There's PyAVL which is a C module implementing an AVL tree.
Also, this thread might be useful to you. It contains a lot of suggestions on how to use the bisect module to enhance the existing Python dictionary to do what you're asking.
Of course, using insort() that way would be pretty expensive for insertion and deletion, so consider it carefully for your application. Implementing an appropriate data structure would probably be a better approach.
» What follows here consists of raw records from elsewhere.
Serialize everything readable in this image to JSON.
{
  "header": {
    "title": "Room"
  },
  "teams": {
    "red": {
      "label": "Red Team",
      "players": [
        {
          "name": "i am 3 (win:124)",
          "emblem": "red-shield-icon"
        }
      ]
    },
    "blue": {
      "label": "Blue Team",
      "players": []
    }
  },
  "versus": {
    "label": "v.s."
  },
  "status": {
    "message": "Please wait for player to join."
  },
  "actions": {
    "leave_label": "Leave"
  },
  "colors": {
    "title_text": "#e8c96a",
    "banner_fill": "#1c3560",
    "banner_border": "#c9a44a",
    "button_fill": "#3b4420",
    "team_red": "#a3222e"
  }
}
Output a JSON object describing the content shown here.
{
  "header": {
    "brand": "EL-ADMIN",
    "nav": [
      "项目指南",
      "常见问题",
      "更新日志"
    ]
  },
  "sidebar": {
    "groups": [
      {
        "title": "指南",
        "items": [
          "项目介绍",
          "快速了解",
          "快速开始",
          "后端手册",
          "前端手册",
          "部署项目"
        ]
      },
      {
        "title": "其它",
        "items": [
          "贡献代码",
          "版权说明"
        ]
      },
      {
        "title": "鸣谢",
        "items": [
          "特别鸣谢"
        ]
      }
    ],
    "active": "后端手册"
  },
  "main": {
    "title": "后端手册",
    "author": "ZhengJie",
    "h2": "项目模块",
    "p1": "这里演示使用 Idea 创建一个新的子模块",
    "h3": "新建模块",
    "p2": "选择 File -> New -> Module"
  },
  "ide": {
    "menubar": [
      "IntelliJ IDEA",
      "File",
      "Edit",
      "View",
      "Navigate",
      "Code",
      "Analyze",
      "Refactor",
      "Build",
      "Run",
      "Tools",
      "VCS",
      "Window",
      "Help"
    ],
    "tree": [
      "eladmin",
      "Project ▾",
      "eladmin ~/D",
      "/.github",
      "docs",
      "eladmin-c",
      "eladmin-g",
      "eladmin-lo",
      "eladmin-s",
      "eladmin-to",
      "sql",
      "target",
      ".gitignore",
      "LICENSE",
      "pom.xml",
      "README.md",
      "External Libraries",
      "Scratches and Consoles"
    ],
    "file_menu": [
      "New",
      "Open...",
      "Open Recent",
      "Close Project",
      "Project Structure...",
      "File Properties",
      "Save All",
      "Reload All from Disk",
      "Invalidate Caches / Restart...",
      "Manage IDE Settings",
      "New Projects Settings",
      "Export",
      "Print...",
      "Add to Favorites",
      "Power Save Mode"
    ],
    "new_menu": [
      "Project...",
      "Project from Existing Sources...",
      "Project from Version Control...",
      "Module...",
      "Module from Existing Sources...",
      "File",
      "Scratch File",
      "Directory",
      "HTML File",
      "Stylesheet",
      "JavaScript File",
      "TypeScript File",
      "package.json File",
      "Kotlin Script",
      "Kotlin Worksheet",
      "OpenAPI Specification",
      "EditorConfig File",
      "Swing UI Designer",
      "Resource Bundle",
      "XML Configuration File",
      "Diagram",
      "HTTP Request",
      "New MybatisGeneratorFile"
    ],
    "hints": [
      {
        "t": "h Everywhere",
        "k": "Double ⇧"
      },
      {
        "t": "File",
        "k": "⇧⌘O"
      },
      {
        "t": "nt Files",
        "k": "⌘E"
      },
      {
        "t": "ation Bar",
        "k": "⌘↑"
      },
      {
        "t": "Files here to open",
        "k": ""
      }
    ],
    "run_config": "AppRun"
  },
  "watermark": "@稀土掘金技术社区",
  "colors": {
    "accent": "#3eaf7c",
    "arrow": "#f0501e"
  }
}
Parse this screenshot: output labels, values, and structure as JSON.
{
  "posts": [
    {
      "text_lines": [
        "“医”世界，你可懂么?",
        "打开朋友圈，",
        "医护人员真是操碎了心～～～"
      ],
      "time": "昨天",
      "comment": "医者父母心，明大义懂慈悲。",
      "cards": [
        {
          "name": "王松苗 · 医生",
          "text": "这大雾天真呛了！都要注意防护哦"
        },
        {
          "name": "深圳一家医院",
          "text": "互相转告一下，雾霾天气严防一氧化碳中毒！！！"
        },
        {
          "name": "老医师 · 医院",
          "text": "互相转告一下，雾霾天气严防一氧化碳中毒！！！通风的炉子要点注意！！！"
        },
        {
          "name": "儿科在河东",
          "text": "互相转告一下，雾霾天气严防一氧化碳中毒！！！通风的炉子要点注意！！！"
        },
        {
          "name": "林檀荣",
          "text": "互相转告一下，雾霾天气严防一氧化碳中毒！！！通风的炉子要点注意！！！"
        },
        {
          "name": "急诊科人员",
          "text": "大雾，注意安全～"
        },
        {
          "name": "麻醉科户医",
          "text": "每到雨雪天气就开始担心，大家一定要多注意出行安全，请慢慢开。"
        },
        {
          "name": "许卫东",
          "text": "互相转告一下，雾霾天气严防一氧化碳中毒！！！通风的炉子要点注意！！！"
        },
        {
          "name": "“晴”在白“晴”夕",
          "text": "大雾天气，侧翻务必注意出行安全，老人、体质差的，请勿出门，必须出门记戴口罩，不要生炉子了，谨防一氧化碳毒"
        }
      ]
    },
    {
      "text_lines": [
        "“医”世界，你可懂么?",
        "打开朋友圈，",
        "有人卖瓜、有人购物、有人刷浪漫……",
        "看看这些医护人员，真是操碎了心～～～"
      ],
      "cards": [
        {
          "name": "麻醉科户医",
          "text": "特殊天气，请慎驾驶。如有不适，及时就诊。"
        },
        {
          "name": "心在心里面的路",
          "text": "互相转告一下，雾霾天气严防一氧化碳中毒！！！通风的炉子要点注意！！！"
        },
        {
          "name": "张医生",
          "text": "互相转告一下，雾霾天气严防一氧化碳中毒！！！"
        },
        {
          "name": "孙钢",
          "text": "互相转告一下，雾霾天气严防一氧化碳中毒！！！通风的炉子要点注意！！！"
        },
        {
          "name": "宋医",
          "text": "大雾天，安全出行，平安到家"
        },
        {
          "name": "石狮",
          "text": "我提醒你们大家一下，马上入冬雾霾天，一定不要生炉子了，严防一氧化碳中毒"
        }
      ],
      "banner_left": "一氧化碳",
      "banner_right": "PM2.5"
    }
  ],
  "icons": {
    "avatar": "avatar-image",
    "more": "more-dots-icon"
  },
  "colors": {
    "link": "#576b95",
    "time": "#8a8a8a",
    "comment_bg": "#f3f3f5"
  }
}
In any case, to understand whether you should keep the data structure sorted or sort it when you iterate over it you'll have to know whether you intend to insert a lot or iterate a lot. Keeping the data structure sorted makes sense if you modify its content relatively infrequently but iterate over it a lot. Conversely, if you insert and delete members all the time but iterate over the collection relatively infrequently, sorting the collection of keys before iterating will be faster. There is no one correct approach.
Similar to blist.sortedlist, the sortedcontainers module provides a sorted list, sorted set, and sorted dict data type. It uses a modified B-tree in the underlying implementation and is faster than blist in most cases.
The sortedcontainers module is pure-Python so installation is easy:
pip install sortedcontainers
Then for example:
from sortedcontainers import SortedList, SortedDict, SortedSet
help(SortedList)
The sortedcontainers module has 100% coverage testing and hours of stress. There's a pretty comprehensive performance comparison that lists most of the options you'd consider for this.
If you only need the keys, and no associated value, Python offers sets:
s = set(a_list)
for k in sorted(s):
print k
However, you'll be sorting the set each time you do this.
If that is too much overhead you may want to look at HeapQueues. They may not be as elegant and "Pythonic" but maybe they suit your needs.
Use blist.sortedlist from the blist package.
from blist import sortedlist
z = sortedlist([2, 3, 5, 7, 11])
z.add(6)
z.add(3)
z.add(10)
print z
This will output:
sortedlist([2, 3, 3, 5, 6, 7, 10, 11])
The resulting object can be used just like a python list.
>>> len(z)
8
>>> [2 * x for x in z]
[4, 6, 6, 10, 12, 14, 20, 22]
Do you have the possibility of using Jython? I just mention it because using TreeMap, TreeSet, etc. is trivial. Also if you're coming from a Java background and you want to head in a Pythonic direction Jython is wonderful for making the transition easier. Though I recognise that use of TreeSet in this case would not be part of such a "transition".
For Jython superusers I have a question myself: the blist package can't be imported because it uses a C file which must be imported. But would there be any advantage of using blist instead of TreeSet? Can we generally assume the JVM uses algorithms which are essentially as good as those of CPython stuff?